Regarding oculomotor function, we observed that the main difference between groups pertained to the number of saccadic movements, where female volleyball players exceeded both male volleyball and basketball players as well as female basketball players. In contrast, Zwierko et al. (2023) found that male volleyball players, compared to female players, had significantly better saccade dynamics, although other perceptual-cognitive factors (such as selective attention, simple reaction time, complex reaction time, and sensory sensitivity) showed non-significant or small to moderate differences in relation to gender. Shaqiri et al. (2018) observed that differences between genders in visual and perceptual functions varied widely. In their study involving fifteen distinct visual tasks, it was found that males significantly outperformed females in areas such as simple reaction time, visual acuity, visual backward masking, detecting motion direction, interpreting biological motion, and perceiving the Ponzo illusion. Our findings call for additional studies to validate the existence of gender-related disparities in oculomotor control during agility tasks.

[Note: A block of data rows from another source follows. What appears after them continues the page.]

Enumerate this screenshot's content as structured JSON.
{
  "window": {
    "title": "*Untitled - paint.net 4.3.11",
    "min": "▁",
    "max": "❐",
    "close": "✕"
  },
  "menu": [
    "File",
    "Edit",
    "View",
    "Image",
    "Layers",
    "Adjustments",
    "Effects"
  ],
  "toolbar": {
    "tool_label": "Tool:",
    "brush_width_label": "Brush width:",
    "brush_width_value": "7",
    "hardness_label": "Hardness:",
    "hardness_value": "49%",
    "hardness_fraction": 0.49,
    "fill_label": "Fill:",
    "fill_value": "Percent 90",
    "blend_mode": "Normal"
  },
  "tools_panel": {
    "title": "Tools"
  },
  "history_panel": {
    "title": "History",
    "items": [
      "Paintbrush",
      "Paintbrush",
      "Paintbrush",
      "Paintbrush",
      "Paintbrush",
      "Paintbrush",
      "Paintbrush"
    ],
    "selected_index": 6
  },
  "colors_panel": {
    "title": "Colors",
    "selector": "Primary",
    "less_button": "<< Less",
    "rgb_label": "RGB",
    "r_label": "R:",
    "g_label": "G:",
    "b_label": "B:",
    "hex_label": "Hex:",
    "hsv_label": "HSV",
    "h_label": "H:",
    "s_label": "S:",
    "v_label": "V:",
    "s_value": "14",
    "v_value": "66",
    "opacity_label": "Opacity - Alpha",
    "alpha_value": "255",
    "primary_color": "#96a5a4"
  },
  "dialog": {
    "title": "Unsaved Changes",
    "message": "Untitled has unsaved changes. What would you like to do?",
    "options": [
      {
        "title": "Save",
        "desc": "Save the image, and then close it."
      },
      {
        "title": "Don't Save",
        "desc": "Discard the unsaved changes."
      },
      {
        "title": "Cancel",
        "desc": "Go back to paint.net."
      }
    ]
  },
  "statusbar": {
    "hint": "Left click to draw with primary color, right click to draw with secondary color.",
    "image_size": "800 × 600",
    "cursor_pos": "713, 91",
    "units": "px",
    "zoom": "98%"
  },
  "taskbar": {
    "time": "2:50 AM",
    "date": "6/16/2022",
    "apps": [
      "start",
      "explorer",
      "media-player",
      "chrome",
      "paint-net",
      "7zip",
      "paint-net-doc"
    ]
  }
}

This study marks progress in our understanding of the oculomotor control processes during agility field testing, yet it is not without limitations that need to be addressed. Some studies have analyzed the impact of visuo-motor processing on agility variables. For example, Zemková (2016), Horníková et al. (2021), and Popowczak et al. (2020) noted that reaction time and decision-making time influenced agility outcomes. Our current research focused primarily on the impact of oculomotor function on agility performance, which does not explain all cognitive aspects (Krzepota et al., 2015). Secondly, saccades were treated as a unified entity, which limited the exploration of the influence of catch-up saccades on the adopted gaze strategies. Thirdly, our study participants presented an amateur performance level, therefore, generalizing conclusions to other populations, for example elite athletes, is not feasible. Future studies should continue among athletes of a higher sports level. Lastly, in assessing agility, we utilized a non-specific (light) stimulus. While the primary advantage of this type of stimulus is its ability to be consistently programmed to appear at the same time during each test, enhancing reproducibility (Paul et al., 2016), it has been suggested that agility tests using specific (human) stimuli might better reflect real-world scenarios, thereby offering greater ecological validity and relevance to actual sports performance (Morral-Yepes et al., 2022).
Conclusions
The choice of oculomotor scanning strategies in agility tasks significantly influences athletic performance. The variance in performance is dependent on both the specific sports discipline and the athlete’s gender. This research sheds light on new approaches to employing oculomotor scanning strategies tailored to the unique demands of different sports environments.